Lucien abraçou sua mulher e alegres, rindo e chorando permaneceram juntos até ela morrer.

Já era dia quando o delegado recobrou a consciência e para sua desgraça aquele sonho alucinado ainda estava gravado em sua mente, porém desconexo, uma cicatriz em sua alma que jamais se curaria. A mancha de sangue havia desaparecido, os pássaros saudavam o sol e tudo parecia ter sido apenas um pesadelo. Entretanto o delegado sabia, no fundo, que aquilo acontecera e não teria como provar nada.

O Intendente o chamou de incompetente e ameaçou tirá-lo do cargo por não conseguir nenhuma pista do paradeiro dos estrangeiros, mas depois do ataque de raiva, voltou atrás. Óbvio que o delegado não disse uma palavra sobre o que a revelação que tivera e mesmo com a chance de manter o seu cargo desistiu de seu posto e partiu da cidade, era impossível para ele continuar a conviver tão perto da insanidade que ele começava a recordar.

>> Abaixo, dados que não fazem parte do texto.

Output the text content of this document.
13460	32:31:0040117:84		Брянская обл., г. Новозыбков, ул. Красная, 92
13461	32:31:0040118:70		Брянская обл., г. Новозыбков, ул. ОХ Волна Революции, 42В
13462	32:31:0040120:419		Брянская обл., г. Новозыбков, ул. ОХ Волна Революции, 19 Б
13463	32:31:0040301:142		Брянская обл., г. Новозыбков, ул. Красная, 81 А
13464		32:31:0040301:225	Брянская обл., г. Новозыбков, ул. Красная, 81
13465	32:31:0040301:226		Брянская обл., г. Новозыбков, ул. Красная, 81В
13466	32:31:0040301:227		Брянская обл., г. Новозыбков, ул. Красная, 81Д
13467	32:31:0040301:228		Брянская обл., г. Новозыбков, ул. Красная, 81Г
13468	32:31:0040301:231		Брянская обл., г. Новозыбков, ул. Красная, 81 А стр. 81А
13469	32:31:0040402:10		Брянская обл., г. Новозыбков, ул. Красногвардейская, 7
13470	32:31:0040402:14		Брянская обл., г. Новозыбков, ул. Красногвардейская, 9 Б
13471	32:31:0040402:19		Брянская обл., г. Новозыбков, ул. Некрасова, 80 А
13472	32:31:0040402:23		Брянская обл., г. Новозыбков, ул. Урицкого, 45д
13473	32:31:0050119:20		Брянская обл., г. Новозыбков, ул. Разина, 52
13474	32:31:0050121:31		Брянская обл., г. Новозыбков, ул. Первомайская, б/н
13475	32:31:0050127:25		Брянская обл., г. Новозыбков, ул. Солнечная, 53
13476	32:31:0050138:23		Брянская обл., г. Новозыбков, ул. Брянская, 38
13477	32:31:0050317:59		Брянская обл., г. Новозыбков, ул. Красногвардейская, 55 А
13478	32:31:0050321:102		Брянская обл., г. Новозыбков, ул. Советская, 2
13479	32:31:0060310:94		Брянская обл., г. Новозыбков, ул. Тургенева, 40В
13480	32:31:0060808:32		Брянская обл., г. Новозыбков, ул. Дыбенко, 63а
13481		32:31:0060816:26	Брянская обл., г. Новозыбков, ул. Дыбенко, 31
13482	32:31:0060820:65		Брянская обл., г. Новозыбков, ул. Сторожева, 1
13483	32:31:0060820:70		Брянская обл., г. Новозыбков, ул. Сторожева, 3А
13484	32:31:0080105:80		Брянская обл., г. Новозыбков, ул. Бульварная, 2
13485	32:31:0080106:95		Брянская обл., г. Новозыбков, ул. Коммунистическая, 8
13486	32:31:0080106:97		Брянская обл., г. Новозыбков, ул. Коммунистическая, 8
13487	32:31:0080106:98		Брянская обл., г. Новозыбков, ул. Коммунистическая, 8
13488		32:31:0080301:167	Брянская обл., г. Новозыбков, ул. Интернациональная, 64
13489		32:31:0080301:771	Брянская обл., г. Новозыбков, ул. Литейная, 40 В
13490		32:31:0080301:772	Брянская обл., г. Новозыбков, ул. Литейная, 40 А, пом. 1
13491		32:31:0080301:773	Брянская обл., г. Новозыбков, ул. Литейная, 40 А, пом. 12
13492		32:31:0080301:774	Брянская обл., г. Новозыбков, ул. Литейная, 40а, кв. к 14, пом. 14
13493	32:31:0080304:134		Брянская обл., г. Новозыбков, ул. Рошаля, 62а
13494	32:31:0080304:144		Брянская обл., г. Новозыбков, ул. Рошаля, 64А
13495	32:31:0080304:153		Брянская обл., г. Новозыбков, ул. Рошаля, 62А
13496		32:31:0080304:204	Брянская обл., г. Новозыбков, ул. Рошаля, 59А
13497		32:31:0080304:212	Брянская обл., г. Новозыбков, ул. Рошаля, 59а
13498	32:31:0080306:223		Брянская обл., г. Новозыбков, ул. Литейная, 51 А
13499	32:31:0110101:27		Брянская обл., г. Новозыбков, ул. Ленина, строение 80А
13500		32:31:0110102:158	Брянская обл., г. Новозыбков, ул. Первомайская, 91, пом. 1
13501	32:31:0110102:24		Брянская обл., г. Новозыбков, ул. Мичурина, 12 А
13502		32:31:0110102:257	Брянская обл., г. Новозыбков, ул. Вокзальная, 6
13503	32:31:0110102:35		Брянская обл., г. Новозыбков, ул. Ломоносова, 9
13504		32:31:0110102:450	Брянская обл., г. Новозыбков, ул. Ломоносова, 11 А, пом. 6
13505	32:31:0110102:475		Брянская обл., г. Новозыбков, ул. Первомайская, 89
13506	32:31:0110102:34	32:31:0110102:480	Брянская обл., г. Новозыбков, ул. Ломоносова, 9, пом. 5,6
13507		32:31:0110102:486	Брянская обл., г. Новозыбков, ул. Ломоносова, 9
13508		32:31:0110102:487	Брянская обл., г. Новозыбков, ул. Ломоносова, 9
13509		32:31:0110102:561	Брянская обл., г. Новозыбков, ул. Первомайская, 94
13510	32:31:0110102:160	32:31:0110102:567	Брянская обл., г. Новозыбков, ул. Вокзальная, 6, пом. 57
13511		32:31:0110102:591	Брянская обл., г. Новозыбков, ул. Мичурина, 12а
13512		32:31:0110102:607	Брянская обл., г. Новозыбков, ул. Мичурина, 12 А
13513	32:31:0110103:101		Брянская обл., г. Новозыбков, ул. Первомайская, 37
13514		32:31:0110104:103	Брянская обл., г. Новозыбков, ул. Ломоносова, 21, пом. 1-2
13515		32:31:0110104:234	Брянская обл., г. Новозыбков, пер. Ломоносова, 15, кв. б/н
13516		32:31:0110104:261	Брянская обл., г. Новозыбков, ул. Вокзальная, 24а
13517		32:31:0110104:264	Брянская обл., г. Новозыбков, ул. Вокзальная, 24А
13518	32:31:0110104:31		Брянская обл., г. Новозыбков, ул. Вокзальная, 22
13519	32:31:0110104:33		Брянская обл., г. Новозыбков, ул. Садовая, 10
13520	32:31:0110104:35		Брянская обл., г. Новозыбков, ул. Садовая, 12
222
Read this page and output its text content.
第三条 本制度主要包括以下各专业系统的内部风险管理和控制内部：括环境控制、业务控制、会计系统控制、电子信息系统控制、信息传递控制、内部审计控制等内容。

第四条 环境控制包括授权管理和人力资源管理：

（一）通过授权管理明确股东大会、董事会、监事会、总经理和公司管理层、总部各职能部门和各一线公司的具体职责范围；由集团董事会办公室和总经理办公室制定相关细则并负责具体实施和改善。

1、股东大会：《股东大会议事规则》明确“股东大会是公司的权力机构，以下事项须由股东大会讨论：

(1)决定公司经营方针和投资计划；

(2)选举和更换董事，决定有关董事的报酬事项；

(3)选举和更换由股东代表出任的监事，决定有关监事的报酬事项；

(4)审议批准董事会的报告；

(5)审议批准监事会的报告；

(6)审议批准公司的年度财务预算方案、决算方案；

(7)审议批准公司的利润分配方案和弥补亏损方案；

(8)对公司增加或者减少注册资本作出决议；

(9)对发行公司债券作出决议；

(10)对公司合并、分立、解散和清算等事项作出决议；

Ele precisava de respostas para as questões que rondavam sua cabeça como moscas atraídas pelas memórias podres que ele guardava gravadas a ferro e fogo em seu cérebro. Por que eles fizeram aquilo com a própria filha? Como um homem e uma mulher poderiam fazer aquilo com uma criança? Que credo doente e monstruoso obrigaria seus seguidores a cometerem tamanha atrocidade?

De noite, na estrada, o perturbado delegado se deparou com uma caravana de ciganos e para seu azar seus desejos foram enfim atendidos. Lucien estava com eles e lhe revelou a verdade do Universo.


O delegado morreu em uma casa para doentes mentais gritando para quem quisesse ouvir que os Deuses Antigos estavam despertando e que Itararé era a porta para o inferno por onde eles voltariam para destruir o mundo. Enterrado como indigente seu nome foi apagado da história e seus avisos nunca foram levados a sério.